SCAPE project structure


Research and Development sub-projects

SCAPE approached digital preservation through following research and development sub-projects: Testbeds, Preservation Components, Platform, and Planning and Watch.

The SCAPE Testbeds were the primary driver for the rest of the project, in that they defined use case scenarios (SCAPE Stories), created preservation workflows, and assessed the large scale applicability of the SCAPE Preservation Platform and the preservation components developed within the project. Using these software components, test environments were created for the different scenarios and the complex large scale preservation workflows.

SCAPE Preservation Components addressed known limitations of digital preservation systems on three levels:

  • scalability
  • functional coverage
  • quality

This sub-project improved and extended existing tools, developed new ones where necessary, and applied proven approaches to the problem of ensuring quality in digital preservation (SCAPE Tools).

Building on the state of the art and focusing on formats and tools which were considered most important by the Testbeds sub-project, SCAPE investigated methods to parallelise and embed components in robust and scalable workflows. A major focus was the ability to capture relevant provenance and contextual information and metadata, and to provide usable outputs for automated policy-driven preservation.

The SCAPE Platform provided an extensible infrastructure for the execution of digital preservation processes on large volumes of data. It includes a flexible mechanism for the integration of existing digital repository systems and provides a reference implementation. The Preservation Platform provided the underlying environment for large-scale testing and evaluation performed by the Testbeds and the Preservation Component providers in the project. The computational layer of the Preservation Platform system makes use of Hadoop, with the underlying distributed storage layer being based on HBase, which provides high performance and scalable data storage on top of Hadoop’s Distributed File System (HDFS).

The Planning and Watch Components developed in SCAPE address the bottleneck of decision processes and processing information required for decision making. Work on these components started with a conceptual analysis, based on extensive real-world application experience. A set of essential policy elements was defined and modelled. These elements make use of the SCAPE Policy Catalogue. Building on SCAPE’s machine-understandable policy representation and the first release of the automated planning component, core watch services were implemented. In the final phase the policy-aware planning component Plato has been fully integrated with the platform and repository operations.
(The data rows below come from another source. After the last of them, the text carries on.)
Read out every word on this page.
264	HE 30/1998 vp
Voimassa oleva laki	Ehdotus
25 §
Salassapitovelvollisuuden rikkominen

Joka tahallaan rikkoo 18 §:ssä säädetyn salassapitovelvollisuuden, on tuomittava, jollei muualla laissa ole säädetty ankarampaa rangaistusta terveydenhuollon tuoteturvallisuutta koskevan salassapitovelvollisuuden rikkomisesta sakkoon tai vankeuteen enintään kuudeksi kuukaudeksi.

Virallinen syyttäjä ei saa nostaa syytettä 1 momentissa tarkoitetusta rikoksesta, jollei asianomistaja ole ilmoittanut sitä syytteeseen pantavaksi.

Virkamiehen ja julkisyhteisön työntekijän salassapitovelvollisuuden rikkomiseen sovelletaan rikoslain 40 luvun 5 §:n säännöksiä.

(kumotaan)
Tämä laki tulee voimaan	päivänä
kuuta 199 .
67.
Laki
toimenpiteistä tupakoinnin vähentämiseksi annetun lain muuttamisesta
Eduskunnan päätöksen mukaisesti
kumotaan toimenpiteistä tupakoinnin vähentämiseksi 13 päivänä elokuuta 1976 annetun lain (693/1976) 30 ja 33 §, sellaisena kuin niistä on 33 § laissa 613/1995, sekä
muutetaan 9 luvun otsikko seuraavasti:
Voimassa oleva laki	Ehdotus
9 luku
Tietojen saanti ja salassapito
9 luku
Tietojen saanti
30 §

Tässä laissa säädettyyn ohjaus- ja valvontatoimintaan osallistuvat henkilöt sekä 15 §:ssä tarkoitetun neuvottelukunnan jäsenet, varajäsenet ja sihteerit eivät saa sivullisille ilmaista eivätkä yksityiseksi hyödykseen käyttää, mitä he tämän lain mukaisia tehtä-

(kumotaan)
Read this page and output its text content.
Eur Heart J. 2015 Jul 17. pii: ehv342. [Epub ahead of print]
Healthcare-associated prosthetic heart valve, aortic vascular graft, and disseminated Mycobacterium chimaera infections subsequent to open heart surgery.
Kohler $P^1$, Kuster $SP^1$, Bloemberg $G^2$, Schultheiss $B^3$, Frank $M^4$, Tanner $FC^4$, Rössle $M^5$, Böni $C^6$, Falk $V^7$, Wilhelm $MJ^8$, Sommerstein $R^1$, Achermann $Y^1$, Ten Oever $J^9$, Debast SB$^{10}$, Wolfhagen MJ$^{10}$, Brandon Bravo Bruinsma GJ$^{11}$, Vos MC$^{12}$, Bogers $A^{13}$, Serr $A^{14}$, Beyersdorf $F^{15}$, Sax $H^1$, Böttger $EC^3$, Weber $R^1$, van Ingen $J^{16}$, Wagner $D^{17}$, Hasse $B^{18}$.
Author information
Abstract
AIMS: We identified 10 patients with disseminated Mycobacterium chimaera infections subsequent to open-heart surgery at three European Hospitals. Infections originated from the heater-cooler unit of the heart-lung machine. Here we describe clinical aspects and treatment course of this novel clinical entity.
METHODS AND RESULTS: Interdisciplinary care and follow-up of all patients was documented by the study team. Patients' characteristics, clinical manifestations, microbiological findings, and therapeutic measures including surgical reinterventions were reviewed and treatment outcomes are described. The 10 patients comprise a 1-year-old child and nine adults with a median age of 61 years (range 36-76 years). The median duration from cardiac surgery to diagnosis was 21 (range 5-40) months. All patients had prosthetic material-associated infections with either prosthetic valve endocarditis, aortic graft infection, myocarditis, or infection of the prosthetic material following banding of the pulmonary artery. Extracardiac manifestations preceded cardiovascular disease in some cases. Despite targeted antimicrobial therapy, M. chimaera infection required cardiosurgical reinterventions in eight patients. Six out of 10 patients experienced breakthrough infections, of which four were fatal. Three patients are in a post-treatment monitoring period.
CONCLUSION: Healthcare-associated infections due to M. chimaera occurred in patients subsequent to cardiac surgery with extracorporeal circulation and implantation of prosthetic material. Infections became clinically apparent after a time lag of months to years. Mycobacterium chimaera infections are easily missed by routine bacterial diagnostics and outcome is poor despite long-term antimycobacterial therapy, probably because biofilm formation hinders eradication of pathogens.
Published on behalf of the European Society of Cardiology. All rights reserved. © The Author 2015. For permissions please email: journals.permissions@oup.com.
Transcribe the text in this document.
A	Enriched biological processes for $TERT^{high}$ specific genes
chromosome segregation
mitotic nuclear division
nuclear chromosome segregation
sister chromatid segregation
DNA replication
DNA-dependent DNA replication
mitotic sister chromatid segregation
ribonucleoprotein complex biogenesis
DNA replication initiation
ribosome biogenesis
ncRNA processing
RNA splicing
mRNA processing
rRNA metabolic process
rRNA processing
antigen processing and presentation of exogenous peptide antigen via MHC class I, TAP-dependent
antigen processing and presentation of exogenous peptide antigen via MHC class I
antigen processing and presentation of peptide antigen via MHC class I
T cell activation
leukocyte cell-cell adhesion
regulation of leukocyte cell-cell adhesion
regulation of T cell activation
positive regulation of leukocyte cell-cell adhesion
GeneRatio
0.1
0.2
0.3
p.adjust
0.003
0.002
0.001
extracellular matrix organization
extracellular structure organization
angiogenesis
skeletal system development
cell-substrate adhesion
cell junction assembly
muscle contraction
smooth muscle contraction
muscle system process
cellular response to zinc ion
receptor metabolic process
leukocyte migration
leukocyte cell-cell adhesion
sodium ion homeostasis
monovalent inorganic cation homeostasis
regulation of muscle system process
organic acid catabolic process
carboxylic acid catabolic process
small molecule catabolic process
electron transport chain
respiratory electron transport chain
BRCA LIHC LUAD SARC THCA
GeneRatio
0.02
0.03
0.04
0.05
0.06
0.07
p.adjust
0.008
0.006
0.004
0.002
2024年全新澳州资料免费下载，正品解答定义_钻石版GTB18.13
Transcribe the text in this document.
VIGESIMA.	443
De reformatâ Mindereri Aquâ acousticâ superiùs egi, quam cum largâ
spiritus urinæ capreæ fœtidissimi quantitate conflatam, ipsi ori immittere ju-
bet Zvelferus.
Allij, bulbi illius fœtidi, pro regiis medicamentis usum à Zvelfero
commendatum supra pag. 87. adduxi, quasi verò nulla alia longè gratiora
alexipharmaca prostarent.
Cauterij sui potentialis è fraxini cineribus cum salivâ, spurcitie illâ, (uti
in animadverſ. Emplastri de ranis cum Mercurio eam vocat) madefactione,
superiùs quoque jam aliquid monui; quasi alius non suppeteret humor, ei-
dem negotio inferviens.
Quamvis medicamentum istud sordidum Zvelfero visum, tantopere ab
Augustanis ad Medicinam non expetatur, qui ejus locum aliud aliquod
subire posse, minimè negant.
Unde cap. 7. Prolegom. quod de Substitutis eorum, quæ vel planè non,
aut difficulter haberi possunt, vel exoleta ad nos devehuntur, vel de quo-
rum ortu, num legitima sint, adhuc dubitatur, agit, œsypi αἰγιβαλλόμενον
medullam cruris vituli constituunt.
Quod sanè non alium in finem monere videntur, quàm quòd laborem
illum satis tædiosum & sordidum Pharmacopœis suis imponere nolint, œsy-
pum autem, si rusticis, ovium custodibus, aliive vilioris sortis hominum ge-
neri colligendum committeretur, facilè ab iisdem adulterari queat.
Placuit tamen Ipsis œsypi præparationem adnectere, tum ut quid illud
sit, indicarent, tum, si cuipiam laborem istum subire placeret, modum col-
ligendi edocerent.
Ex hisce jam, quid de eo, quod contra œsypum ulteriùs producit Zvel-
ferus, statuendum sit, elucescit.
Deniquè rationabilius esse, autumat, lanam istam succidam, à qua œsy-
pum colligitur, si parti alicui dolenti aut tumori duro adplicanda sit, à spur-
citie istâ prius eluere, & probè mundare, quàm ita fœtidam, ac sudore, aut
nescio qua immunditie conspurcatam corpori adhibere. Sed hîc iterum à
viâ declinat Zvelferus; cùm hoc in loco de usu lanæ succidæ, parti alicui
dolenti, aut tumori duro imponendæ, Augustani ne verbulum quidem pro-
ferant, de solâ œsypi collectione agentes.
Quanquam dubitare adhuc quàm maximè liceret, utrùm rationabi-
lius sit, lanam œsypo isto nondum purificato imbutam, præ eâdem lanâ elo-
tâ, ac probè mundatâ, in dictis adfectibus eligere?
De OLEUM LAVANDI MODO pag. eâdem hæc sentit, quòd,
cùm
Cross-project and Take-up Activities in SCAPE

The Cross-project Activities in SCAPE included project management and coordination as well as the investigation of Open Research Challenges and Future Research Challenges. These activities provided administrative control and technical coordination for the project as well as focused research on innovative and emerging technologies.

The project’s Take-up Activities aimed to provide both coordination for communication and dissemination of project results within and beyond the project.  A number of training activities, which also incorporated Best Practice guidelines, aimed at fostering the take-up of project outputs at technical, operational and strategic levels. Furthermore, they ensure that SCAPE has a long-term and sustained impact beyond the runtime of the project.